Vonda Ferguson was convicted Nov. 20 on 32 counts of child endangering, felonious assault and rape.

Her husband, James, was convicted last year on similar charges and sentenced to 65 years in prison.

They were accused of using extreme forms of punishment on their children — hitting them with hammers and belts until they bled, forcing them to eat excrement and burning them with irons — between 2000 and 2004.

The children were taken out of the home in 2004 and the couple gave up custody of them in 2005.

Appel said that public agencies such as hers cannot take action in cases of child abuse until something is reported, and that standard applies to adoptive families.

“We can’t just go back into a home unless there is a report made to us,” she said. “It’s difficult in any situation to know what goes on in a family behind closed doors.”


Post-Placement Procedures

Behold the little detail that sends shivers down my spine:

“Once (the children) are adopted, those parents have the same rights as birth parents,” she said. “Once an adoption is finalized, the supervision of the agency (that placed the child) ends.”

Rights of the parents is one thing.... what about the rights of the children, do they change?  What sort of rights do children have before and AFTER agency placement?

Do we, or do we not ,have a right to safety?

According to one formal statement made by a DHS representative, not all children are seen or treated the same, especially if the child(ren) happens to be adopted.  

Because the children were adopted, DHS says it's up to the parents to reach out to DHS if they need help.
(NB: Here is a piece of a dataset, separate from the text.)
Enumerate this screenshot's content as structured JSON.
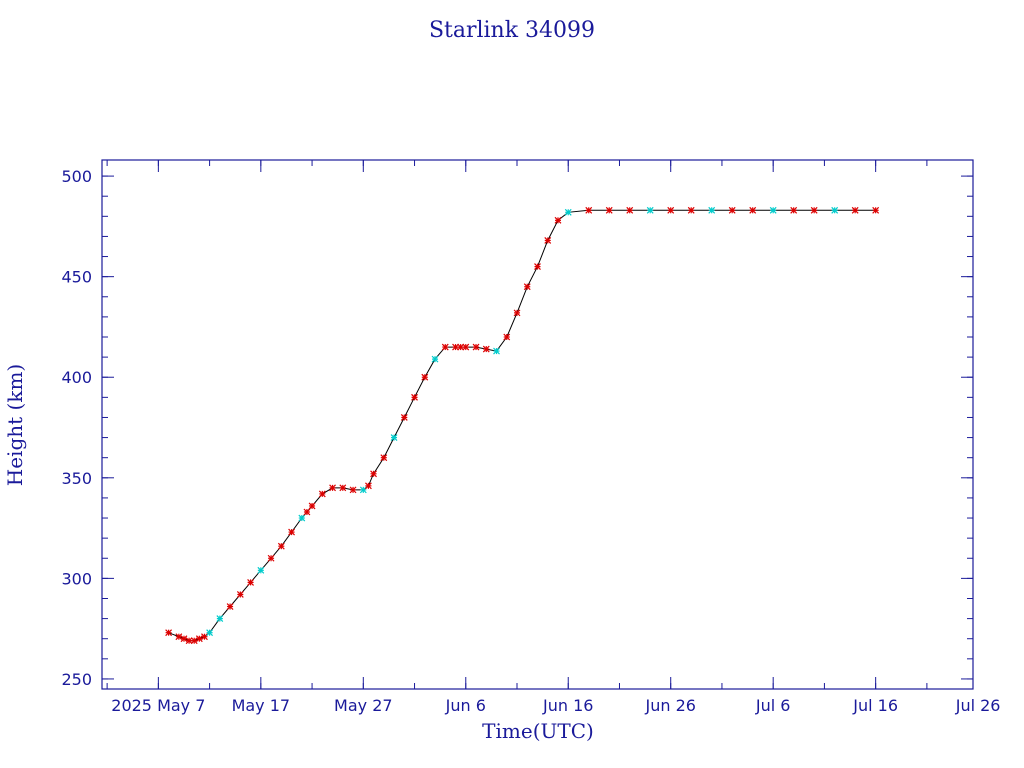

DHS says they make monthly visits to foster families, not adopted families.  [From:  Neighbor Of Owasso Couple Accused Of Child Abuse Voices Concern ]

Because children are placed in a so-called prescreened agency-approved home, it's assumed no harm will come to that child.  How many times has this assumption been proven to be very wrong?

How many times does a victim of post-placement abuse have to read comments like, "You can't know the things people hide"' or "...current procedures are robust and are in line with all statutory regulations and national standards." ?

How many fostered and adopted children have to be collected and added to our abuse case pages before someone realizes current policies and proceedures must change for the future health, safety and well-being of children, especially for the fostered and adopted?!

How many more children need to be abused post-placement before the need for safety is taken far more seriously?


I agree with you. The response from officials always points at the comprehensive and extensive pre-adoption process, while each abuse case is testimony of a failure to properly screen prospective adopters.